Randy Rampage of D.O.A., Rest In Pece.

August 22, 2018 | by James Greene, Jr.

Randy Rampage, the founding bass player for Canadian punk titans D.O.A., passed away last week at 58, claimed by a heart attack on August 14 while watching a "South Park" DVD at his home in Vancouver. Rampage's partner Susanne Tabata found him after returning from an errand.

"I just talked to him before I left," she told the Vancouver Sun.

That day, Rampage completed a shift at North Vancouver's Lynnterm Terminal where he worked as a longshoreman. The energetic musician, recognized internationally as much for his music as for his bleach blonde shock of hair and trademark leather jacket, spent decades loading and unloading ships in port as his day job.

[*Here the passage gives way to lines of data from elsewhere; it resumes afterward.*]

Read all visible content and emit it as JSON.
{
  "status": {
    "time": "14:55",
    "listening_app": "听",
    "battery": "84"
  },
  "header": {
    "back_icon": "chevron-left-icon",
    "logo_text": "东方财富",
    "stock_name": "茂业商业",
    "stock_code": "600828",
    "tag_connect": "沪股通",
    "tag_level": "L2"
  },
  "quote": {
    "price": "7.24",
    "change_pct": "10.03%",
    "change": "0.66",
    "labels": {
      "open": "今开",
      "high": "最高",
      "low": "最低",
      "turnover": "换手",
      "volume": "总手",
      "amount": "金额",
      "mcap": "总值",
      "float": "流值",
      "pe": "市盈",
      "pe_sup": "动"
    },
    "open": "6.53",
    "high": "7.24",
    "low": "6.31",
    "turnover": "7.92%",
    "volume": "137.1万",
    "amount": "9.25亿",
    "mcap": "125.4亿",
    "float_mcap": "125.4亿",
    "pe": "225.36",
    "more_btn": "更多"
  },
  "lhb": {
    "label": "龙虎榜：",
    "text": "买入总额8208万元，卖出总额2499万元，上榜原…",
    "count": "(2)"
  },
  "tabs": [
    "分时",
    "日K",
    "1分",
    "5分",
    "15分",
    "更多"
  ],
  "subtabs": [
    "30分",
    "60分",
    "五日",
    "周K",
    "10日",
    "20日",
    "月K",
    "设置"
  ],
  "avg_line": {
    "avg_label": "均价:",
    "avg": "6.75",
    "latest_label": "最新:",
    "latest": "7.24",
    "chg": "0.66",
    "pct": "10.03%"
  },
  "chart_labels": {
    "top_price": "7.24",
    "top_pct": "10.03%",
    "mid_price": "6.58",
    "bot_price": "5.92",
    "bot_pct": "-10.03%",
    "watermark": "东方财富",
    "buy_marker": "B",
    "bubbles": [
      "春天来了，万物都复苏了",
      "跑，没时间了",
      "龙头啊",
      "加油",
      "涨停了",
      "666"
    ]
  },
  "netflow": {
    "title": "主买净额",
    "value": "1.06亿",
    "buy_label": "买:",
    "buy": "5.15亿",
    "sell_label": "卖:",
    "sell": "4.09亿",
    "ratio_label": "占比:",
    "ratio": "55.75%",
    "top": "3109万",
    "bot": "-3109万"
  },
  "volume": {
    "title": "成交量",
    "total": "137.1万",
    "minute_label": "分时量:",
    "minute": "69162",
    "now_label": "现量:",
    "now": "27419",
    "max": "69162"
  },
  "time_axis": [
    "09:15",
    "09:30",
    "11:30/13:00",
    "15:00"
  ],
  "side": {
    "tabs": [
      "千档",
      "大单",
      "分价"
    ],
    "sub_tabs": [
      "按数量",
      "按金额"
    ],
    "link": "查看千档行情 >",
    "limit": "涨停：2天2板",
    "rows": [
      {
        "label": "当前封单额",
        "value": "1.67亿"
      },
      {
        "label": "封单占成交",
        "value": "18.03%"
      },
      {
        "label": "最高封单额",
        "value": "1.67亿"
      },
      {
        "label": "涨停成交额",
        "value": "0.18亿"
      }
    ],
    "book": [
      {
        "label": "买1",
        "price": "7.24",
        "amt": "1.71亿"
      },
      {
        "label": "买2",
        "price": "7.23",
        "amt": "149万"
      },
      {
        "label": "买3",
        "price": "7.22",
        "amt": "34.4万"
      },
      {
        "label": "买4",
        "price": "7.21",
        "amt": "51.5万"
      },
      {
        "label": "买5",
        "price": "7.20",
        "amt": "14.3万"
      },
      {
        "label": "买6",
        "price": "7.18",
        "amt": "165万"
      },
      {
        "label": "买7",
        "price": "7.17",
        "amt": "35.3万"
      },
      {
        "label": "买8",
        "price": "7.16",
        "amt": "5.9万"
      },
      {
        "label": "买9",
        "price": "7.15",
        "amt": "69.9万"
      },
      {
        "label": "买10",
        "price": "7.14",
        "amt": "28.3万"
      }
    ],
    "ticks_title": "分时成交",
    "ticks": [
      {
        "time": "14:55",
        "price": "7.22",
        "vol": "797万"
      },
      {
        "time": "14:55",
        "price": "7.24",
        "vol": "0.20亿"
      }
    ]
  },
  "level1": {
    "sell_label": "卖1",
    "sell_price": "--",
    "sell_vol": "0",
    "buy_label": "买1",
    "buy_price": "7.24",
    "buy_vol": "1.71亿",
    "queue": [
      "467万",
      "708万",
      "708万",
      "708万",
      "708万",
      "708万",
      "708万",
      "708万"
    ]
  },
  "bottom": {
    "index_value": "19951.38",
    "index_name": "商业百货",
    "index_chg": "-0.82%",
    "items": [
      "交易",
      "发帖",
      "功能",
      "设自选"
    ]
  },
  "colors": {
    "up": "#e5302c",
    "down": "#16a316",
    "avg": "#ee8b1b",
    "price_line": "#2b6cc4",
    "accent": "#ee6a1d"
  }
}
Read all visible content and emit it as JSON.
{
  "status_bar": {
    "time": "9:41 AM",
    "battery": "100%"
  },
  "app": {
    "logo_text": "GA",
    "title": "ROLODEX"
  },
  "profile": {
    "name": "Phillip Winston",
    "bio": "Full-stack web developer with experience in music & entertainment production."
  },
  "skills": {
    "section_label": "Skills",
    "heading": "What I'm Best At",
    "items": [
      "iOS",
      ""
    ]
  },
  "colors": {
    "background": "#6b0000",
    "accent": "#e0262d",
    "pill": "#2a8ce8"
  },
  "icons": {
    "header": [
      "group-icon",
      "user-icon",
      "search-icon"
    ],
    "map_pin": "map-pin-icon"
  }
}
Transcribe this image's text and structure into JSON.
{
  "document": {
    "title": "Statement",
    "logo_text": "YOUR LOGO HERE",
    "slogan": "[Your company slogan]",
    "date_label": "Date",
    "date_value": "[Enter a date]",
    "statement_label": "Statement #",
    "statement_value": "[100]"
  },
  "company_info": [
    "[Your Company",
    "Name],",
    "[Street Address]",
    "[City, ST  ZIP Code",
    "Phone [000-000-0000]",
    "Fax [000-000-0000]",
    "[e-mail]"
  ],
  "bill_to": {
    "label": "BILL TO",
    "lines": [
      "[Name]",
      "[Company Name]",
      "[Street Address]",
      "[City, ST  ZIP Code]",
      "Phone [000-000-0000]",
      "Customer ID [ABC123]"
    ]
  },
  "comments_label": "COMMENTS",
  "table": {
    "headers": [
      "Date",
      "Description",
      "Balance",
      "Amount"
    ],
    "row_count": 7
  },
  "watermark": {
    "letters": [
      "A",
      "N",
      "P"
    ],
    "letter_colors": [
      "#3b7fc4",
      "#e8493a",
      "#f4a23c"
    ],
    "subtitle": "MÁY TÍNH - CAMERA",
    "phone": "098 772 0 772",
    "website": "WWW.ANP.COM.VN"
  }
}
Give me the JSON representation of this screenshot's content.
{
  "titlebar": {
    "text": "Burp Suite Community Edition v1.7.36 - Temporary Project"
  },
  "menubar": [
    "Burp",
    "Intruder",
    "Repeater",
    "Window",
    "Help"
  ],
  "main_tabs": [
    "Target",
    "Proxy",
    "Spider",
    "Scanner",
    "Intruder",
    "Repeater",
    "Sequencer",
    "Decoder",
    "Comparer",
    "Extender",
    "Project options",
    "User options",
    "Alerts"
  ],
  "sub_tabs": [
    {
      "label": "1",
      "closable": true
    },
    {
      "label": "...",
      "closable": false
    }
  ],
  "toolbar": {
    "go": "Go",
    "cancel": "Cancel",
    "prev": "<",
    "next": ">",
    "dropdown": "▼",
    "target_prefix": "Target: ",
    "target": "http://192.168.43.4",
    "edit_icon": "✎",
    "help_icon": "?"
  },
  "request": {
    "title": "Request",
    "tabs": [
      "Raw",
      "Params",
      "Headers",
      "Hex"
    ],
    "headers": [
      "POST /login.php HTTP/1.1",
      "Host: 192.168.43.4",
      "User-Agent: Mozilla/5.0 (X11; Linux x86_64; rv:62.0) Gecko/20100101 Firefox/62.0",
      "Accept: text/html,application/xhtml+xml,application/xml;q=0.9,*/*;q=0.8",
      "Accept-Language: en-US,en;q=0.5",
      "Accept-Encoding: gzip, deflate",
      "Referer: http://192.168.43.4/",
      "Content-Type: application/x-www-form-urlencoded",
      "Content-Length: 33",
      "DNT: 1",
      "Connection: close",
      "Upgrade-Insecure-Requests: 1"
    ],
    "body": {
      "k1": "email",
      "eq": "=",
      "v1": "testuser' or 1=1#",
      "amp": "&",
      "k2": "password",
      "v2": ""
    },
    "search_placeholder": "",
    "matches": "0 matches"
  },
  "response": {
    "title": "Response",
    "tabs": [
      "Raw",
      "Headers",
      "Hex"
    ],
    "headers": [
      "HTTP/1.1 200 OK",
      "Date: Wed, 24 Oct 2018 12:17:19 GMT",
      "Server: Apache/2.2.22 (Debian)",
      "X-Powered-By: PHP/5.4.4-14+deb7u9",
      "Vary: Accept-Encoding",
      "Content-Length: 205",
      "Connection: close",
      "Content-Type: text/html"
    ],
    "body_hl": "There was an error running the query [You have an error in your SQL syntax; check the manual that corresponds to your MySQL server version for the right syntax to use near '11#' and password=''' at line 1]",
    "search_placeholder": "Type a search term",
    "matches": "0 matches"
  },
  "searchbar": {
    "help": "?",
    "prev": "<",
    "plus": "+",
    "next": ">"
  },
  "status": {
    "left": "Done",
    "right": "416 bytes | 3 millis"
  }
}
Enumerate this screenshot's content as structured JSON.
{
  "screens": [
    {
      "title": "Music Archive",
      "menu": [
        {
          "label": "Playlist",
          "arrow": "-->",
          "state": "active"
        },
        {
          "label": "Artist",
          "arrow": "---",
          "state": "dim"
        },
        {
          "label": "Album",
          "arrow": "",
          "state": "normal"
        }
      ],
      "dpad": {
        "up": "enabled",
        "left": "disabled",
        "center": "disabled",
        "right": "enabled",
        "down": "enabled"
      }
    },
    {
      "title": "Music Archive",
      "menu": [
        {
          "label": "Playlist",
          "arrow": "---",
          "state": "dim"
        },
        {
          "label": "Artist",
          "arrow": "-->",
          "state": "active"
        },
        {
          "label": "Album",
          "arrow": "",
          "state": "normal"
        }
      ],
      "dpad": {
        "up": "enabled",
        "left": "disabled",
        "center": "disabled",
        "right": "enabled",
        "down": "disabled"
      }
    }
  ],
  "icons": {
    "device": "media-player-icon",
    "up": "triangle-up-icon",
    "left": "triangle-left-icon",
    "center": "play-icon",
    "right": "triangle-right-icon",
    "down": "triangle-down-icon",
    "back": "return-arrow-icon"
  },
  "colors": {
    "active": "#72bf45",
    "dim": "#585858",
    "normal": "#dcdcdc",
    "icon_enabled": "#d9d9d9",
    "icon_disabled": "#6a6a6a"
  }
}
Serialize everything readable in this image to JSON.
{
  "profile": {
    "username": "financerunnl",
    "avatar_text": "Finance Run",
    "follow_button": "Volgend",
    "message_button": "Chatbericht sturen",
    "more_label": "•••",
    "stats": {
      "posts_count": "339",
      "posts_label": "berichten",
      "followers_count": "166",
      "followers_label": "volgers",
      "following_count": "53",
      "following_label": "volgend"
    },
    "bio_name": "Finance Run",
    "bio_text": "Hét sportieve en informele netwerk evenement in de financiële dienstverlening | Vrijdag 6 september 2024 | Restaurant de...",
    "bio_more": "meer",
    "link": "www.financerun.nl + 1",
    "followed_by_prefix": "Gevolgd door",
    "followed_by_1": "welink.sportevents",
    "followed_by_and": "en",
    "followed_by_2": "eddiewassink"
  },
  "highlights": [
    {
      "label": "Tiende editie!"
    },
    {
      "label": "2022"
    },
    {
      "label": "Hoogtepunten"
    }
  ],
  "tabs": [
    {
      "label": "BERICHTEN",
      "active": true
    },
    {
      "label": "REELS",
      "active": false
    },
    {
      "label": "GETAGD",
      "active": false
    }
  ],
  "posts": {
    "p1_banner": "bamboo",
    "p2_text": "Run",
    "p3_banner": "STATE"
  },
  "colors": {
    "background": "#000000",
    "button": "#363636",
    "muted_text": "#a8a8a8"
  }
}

In 1978, 18-year-old Rampage (né Randall Archibald) responded to an ad in Vancouver weekly Georgia Straight seeking "a drummer and a bassist for punk rock band. Wimps need not apply." The ad was placed by 20-something guitarist Joe "Shithead" Keithley, who quickly accepted Rampage along with 15-year-old drummer Chuck Biscuits (Charles Montgomery). The trio were christened D.O.A. by a singer who vanished after one gig; Keithley assumed vocals and D.O.A. went on to grind out a handful of landmark LPs — namely, Something Better Change (1980) and Hardcore '81 (1981).

The rhythmic fury of songs like "The Prisoner" and "World War 3" were propelled by Rampage and Biscuits rolling together like brawling dogs. Unfortunately, it wasn't built to last. Rampage's "excessive partying" began to interfere with his performing abilities, so D.O.A. fired him on New Year's Day 1982. Shortly thereafter the bassist found employment as a gopher for The Clash on a North American tour. And of course he moved on to play in other underground groups, including the 45s, Ground Zero, and SF9.

Randy Rampage's biggest post-D.O.A. musical success, however, came as singer for heavy metal group Annihilator. Joining up with the Ontario thrashers in 1988, Rampage sang on their debut LP, 1989's Alice In Hell, but exited the same year. Stories vary as to why he left Annihilator; the ever rambunctious Rampage claimed in interviews that there was a physical confrontation between the band members, but other sources say Randy's longshoreman job was at stake and he was determined to retain his seniority (both stories could be true).

The longshoreman gig on the Vancouver coast was not without incident for this D.O.A. legend. Around the turn of the century, a co-worker accidentally drove a forklift into a 7,000 pound roll of newsprint that wound up crushing Rampage's leg. He recalled the injury in a 2008 interview, saying the damaged appendage ended up "twisted around one and a half times, not just upside down. Bones poking out here and there."

"[This accident] triggered 22 years of pain management," Tabata said, "and some pretty heavy pain management problems."

More recently, Rampage had his hip broken in the wake of another forklift mishap.

In 2000, Rampage reunited with D.O.A. and played on their 2002 album Win the Battle. As always, the bass player proved to be the trio's wildcard. During a D.O.A. concert in Rome circa 2001, Rampage miscalculated one of his vigorous stage leaps and fell into the crowd, landing on his tail bone.

"This is what a trouper he was," Keithley remembered. "There wasn't much coming out of his amp, but he was still playing... a couple of notes here and there."

Rampage departed D.O.A. following that creative cycle, returning again in 2007. He is the first of the original D.O.A. lineup to pass but sadly not the first deceased member in general. Other late D.O.A. players include Simon Wilde, Ken "Dimwit" Montgomery, Ken Jensen, Dave Gregg, Brian "Wimpy" Goble, and Brad Kent.

There could only be one Randy Rampage, though, and his mark on punk won't soon be forgotten, or forgotten at all.